Aviendha eut à peine le temps de remarquer que des fissures, autour d’elle, apparaissaient dans la roche. Des fissures qui semblaient donner sur un puits d’obscurité…
Alors que les Torrents de Feu se dissipaient devant ses yeux, elle contre-attaqua en lançant une colonne de flammes. Cette fois, elle toucha de la chair, carbonisant une mince jeune femme en robe rouge et à la peau cuivrée. Non loin de sa victime, deux autres femmes rugirent de rage puis s’enfuirent.
Aviendha les visa aussitôt.
La plus puissante tissa le Pouvoir si vite, et avec un tel génie, que l’Aielle aperçut à peine ses flux.
Le tissage s’opposa à sa colonne de flammes, provoquant une formidable explosion.
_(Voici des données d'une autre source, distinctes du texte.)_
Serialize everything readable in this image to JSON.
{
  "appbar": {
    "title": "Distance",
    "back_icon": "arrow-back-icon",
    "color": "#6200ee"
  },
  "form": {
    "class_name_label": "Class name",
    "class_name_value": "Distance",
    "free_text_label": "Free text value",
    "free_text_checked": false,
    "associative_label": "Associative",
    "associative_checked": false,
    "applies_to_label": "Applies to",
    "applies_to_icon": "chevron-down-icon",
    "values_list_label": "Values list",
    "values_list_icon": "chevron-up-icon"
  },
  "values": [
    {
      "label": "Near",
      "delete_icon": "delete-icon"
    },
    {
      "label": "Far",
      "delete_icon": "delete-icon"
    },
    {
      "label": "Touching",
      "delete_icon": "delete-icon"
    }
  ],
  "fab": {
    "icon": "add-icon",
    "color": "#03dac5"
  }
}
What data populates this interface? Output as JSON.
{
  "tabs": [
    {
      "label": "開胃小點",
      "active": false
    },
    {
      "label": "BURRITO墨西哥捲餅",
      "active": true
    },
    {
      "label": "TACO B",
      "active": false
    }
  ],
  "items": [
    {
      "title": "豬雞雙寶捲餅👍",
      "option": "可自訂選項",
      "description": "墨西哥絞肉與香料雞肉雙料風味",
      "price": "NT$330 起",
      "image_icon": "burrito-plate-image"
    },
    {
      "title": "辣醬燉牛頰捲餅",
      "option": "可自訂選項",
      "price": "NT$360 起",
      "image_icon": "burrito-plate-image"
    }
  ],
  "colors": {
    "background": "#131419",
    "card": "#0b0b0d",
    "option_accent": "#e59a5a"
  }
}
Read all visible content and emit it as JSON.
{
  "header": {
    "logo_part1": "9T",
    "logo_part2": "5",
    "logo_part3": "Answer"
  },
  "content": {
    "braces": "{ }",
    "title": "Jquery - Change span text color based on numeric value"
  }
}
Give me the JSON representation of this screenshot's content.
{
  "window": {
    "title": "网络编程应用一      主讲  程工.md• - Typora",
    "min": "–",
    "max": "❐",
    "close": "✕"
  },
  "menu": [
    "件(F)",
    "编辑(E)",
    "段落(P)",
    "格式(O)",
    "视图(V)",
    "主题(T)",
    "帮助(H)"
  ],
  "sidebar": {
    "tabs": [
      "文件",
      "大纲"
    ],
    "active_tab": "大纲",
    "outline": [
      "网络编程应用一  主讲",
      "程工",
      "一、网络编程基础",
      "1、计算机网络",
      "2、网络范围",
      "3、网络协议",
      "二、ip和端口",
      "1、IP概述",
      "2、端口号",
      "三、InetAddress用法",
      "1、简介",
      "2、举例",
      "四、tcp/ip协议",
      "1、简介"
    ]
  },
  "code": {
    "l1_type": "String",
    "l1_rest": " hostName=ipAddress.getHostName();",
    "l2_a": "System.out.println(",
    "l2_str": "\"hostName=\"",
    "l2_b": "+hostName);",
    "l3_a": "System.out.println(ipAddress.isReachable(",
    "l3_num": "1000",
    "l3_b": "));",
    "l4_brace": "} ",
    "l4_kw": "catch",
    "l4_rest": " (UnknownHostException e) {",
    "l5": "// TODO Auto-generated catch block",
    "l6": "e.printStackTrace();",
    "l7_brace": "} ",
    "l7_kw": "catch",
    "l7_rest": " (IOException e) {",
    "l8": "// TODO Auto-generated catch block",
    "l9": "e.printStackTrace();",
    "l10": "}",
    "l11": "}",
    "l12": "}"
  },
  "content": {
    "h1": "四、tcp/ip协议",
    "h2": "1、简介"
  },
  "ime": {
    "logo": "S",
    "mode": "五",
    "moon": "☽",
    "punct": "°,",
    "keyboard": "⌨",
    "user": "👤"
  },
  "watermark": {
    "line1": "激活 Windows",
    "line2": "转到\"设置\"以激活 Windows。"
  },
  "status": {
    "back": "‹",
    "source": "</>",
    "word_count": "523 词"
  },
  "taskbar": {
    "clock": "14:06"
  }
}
Son Feu éteint, momentanément éblouie, Aviendha poussa un petit cri.
Mais l’instinct de la guerrière reprit le dessus. Invisible derrière le nuage de fumée généré par l’explosion, la jeune femme tomba à genoux, fit un roulé-boulé latéral, ramassa une poignée de cailloux dans le même mouvement, puis les jeta loin d’elle pour créer une diversion.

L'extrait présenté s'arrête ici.